Prologue poem, addressed to Tullus
1 Cynthia was the first. She caught me with her eyes, a foolwho had never before been touched by desires.
I really hung my head in shame
when Love pressed down on it with his feet.
He taught me to hate chaste girls!
He was cruel when he told me to live without plan.
It's already been a whole year that the frenzy hasn't stopped.
Even now, the gods are against me.
Milanion wasn't afraid of anything, Tullus,
when he crushed hard Atalanta's savagery.
He wandered mad in Parthenian caves,
face to face with hairy beasts.
Another time, shocked by a wound from Hylaeus'
stick, he groaned loudly on the Arcadian cliffs.
That's how he was able to dominate that brilliant girl:
in love, you've got to pray a lot and do a lot.

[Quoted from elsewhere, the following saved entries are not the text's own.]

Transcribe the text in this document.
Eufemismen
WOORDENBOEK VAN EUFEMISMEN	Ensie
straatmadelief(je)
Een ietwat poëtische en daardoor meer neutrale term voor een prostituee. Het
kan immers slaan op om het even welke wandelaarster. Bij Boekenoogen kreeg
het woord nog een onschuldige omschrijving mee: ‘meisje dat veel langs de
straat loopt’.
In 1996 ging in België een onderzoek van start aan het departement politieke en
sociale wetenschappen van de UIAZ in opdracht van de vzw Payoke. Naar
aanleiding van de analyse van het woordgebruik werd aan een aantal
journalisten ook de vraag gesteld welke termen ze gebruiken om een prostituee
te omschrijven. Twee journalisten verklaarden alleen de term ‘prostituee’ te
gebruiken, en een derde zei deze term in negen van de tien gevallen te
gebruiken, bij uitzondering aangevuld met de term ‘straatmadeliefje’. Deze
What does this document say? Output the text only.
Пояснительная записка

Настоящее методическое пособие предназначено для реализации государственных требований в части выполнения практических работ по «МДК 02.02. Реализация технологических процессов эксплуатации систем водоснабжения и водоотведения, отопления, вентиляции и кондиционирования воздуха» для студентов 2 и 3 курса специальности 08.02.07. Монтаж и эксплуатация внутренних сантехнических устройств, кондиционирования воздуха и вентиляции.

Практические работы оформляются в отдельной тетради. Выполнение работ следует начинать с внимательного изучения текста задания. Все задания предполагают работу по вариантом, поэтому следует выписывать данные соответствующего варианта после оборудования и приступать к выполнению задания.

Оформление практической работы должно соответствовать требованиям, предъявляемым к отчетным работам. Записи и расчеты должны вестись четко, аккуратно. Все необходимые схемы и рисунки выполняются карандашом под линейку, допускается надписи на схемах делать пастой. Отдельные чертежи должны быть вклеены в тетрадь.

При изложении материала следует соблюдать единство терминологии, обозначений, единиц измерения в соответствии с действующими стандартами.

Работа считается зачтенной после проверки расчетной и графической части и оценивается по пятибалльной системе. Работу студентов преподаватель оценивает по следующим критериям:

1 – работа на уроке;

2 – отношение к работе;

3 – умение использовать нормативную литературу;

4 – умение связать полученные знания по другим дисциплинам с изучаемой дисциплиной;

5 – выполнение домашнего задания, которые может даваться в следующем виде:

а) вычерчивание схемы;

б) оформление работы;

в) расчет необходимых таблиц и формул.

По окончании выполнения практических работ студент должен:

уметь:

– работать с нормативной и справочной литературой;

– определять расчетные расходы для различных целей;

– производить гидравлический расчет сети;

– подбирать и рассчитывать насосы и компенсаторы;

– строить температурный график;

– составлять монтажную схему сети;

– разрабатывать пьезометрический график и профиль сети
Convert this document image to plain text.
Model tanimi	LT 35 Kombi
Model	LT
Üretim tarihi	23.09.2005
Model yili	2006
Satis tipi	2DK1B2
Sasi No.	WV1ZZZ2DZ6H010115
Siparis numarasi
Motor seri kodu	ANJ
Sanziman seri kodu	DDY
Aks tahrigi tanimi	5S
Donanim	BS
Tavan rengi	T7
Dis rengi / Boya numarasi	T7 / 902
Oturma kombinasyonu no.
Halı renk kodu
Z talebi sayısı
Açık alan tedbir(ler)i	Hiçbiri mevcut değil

But in me Love is slow, does not stimulate any art,
and he forgets to go on ways he used to know
You who do that trick with the moon,
who perform rites on magic altars,
change my mistress' mind,
make her face more pale than my own!
Then I'll believe in you, that you can lead stars
and Medea's streams from their paths with songs.
But you, who called me too late as I was slipping, friends,
get help for the insane.
Bravely will I endure knife and savage fires,
just let me say whatever I want in my rage.
Take me to exotic peoples, across the waves,
where no woman may know my path.
You stay, to whom the god has easily consented,
stay equal always, throughout your love.
On me old Venus works bitter nights,
and Love is at no time absent.
Don't do what I do, I'm warning you. Keep to yourself,
don't move from an accustomed love.
Because if anyone should turn slow ears to my warnings,
you'll see how they'll come back to haunt him!